Первым, раньше Тырина, замечал появление старухи Аркаша Стрижнев. Едва завидев ее, черным комом тащившуюся от перелеска, он сбегал вниз, двигал в удобное место ящик или катил бревно, зная, что ей легче сидеть на низком. Когда бабка Полина, устроившись, замирала, Аркаша брался ее рисовать. Портретов ее, сделанных карандашом, мелками и писанных маслом, у него накопилось пять-шесть, если не больше, но что-то в них Аркашу не устраивало. Сегодня Аркаша сожалел, что нет времени на рисование, поздоровался со старухой, привычно сощурился на нее, как бы отмечая упущенные до этого, не учтенные ее черты.
Аркашу Стрижнева уже давно волновали лица стариков и старух. В той ясной, несуетливой жизни, какою жила бабка Полина, видно, давно осознавшая, что каждому человеку, как бы он ни прошел по жизни — с добром ли, злом ли, — уготован один и тот же конец, только с той разницей, что первый умирает светло, а второй тяжко, виделась Стрижневу тайна человеческой победы над страхом смерти. Старость разнолика, в чем успел убедиться Стрижнев, и лишь одна старость, дающаяся людям чистым, не задавленным ни завистью, ни злобой к другим, бывает спокойной и в то же время наполненной обостренным радостным ощущением бытия. Как ее выразить, какими красками, какими мазками кисти расписать, чтобы она с плоского полотна гляделась глубоко и мудро?

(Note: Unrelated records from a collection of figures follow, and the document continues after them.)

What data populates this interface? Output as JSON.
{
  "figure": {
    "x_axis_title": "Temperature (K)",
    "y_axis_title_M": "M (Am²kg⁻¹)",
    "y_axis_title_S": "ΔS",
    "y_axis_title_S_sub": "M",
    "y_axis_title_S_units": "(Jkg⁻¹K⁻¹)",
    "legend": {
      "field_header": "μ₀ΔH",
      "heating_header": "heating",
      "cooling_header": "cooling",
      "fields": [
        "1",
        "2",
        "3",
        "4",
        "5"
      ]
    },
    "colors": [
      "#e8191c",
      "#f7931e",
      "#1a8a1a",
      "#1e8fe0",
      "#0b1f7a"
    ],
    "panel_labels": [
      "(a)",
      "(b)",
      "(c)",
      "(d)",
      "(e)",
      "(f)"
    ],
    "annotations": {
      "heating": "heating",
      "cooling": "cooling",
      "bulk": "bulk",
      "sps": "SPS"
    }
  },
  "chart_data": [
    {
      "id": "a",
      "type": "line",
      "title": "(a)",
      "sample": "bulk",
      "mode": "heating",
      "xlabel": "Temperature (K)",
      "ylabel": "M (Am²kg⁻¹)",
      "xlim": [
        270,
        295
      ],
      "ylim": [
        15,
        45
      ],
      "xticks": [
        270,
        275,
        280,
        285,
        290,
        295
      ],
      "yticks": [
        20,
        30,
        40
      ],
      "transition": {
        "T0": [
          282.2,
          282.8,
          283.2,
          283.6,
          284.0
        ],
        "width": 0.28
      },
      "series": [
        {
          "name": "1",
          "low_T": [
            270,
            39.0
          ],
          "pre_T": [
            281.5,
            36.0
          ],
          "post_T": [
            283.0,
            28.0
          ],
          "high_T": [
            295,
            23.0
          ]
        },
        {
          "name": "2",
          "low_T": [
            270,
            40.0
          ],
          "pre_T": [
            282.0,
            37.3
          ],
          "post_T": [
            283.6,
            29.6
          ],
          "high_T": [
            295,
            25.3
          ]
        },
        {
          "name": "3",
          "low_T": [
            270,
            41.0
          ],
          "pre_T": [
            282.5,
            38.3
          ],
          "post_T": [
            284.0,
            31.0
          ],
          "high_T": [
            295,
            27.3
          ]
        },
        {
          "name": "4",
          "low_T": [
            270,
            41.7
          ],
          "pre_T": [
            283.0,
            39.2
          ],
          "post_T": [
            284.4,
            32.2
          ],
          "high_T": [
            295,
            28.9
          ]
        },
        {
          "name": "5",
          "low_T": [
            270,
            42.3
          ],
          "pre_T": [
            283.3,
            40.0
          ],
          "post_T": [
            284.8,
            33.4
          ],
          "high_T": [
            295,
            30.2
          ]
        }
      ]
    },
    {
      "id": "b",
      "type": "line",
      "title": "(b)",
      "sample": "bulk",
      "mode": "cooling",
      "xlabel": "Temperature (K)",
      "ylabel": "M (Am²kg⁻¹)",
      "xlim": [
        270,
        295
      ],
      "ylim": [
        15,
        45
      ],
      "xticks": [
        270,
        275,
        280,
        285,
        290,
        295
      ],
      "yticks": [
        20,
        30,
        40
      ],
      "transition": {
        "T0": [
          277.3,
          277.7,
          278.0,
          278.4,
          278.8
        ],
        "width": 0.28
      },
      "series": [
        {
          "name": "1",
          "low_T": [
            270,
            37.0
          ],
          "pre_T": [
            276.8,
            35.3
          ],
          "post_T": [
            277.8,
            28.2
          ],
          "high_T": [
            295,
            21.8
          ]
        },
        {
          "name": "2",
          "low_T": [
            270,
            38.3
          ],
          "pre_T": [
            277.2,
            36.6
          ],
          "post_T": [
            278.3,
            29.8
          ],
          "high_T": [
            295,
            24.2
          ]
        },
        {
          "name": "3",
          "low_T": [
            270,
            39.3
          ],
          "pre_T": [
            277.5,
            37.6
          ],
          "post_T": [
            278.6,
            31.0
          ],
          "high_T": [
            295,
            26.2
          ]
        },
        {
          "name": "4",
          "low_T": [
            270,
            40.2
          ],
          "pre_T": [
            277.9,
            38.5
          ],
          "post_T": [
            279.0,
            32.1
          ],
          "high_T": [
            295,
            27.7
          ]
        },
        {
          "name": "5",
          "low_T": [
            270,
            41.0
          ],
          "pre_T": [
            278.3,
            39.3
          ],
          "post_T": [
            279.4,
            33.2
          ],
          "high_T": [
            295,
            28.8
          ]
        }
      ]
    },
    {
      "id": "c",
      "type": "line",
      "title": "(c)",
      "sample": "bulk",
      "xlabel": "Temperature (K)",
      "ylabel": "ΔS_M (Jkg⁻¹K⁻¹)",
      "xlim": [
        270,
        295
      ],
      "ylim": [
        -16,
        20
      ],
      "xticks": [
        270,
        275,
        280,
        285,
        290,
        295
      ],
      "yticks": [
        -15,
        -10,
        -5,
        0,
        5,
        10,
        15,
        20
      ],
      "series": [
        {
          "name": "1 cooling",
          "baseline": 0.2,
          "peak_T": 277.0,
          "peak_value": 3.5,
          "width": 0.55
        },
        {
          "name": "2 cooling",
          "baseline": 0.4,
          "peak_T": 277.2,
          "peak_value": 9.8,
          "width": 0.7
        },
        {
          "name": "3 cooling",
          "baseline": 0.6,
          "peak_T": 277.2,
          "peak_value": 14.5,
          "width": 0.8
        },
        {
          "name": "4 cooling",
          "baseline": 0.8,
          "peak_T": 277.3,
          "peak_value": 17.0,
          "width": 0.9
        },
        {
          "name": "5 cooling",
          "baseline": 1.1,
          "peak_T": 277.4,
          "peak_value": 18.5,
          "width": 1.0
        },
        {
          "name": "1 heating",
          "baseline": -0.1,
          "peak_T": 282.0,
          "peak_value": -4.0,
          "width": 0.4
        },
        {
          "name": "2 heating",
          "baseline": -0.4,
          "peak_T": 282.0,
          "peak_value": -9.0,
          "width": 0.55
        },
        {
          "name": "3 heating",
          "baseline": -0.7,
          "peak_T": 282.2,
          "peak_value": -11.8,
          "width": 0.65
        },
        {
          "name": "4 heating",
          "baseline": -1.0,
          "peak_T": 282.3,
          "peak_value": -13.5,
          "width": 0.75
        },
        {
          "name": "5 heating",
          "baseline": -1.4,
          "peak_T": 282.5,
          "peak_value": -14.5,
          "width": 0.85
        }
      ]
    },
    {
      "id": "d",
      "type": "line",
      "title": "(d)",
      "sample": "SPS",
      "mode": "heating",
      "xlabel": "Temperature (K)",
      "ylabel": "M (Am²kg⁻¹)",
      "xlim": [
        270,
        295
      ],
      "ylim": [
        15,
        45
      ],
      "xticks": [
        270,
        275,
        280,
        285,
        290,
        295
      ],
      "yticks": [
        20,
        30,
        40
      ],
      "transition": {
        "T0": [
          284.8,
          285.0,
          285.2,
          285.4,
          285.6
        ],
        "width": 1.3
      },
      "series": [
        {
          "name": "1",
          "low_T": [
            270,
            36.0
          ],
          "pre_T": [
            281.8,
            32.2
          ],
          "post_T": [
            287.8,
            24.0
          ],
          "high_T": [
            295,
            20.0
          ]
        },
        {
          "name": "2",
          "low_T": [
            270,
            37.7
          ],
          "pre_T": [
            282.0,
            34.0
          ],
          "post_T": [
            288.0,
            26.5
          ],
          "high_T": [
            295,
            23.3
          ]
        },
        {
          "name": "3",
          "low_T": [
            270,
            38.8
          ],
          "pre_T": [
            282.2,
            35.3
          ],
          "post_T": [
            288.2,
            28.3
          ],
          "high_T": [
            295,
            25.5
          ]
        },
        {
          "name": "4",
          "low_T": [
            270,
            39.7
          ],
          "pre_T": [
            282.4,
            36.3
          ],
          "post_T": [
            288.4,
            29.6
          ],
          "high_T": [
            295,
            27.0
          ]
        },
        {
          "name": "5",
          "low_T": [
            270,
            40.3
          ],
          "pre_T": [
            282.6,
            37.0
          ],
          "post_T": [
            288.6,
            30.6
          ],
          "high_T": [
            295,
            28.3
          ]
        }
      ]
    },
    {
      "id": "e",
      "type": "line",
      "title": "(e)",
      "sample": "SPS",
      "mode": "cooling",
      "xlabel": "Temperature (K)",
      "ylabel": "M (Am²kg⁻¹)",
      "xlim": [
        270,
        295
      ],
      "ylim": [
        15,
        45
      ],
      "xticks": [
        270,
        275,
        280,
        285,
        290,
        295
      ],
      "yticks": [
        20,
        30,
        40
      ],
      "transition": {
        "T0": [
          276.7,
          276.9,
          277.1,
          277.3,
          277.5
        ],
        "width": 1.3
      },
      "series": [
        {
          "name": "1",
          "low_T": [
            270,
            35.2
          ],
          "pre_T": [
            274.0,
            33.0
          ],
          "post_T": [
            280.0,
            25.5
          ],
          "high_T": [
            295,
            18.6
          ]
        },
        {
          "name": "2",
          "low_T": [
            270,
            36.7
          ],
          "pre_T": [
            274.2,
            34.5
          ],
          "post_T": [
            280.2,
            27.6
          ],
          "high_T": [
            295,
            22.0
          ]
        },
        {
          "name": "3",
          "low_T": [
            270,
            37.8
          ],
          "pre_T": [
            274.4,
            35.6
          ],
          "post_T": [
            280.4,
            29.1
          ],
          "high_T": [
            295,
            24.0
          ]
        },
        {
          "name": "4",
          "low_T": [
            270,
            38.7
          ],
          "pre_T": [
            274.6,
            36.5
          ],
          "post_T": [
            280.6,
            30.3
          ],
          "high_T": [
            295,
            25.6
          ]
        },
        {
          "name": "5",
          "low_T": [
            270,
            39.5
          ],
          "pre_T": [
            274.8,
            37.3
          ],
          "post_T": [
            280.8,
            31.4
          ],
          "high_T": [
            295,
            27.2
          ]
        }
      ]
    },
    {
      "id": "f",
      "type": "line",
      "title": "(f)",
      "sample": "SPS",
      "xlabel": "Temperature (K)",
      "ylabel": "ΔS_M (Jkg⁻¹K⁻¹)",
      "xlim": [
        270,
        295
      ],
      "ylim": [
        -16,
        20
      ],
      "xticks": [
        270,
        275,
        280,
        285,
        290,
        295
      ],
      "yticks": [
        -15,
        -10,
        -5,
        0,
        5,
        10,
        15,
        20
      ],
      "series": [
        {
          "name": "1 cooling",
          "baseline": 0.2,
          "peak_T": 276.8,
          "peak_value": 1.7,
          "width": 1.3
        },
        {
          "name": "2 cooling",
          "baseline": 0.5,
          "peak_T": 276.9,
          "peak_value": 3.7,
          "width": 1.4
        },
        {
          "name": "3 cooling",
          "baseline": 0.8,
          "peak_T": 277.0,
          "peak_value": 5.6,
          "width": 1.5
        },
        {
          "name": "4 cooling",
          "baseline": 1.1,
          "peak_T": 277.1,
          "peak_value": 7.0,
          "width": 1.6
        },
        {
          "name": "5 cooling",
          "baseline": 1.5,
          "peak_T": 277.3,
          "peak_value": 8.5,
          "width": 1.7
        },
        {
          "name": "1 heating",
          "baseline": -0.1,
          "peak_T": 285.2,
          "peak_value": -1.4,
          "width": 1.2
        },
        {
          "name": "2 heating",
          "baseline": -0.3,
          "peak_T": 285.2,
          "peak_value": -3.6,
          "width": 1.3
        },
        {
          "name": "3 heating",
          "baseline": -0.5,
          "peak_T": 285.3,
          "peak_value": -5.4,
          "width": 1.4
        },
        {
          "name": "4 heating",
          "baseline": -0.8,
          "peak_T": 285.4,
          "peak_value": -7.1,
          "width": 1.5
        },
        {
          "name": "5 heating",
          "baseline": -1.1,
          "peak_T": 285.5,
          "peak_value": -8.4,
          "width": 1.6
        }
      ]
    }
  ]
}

Тырин сидел к Аркаше спиной, укрыв ее мешковиной, чтобы не смущать бабку Полину. Он с треском разбивал яйцо, очищал его от скорлупы, защемливая двумя черными одеревенелыми пальцами соль, сыпал ее в открытый рот, все это он проделывал с будничной хозяйской основательностью, хотя и поторапливался вернуться на свой участок стены. Старик вечерами налаживал шиферную крышу на старухиной избе, за его труд бабка Полина подкармливала и обшивала его.
— Я бы, конешно, в колхозе так не уморился, — говорил старухе Тырин. — С другой стороны, столько б не заработал. А моей дочке взамуж ноне идти, это у меня меньшая, Маша. Она за старшими в город подалась, хорошо устроилась, калькулятор столовой.
— Хто, хто? — не поняла бабка Полина.
— Это там по-ихнему, — сказал Тырин. — Специальность такая по питанию…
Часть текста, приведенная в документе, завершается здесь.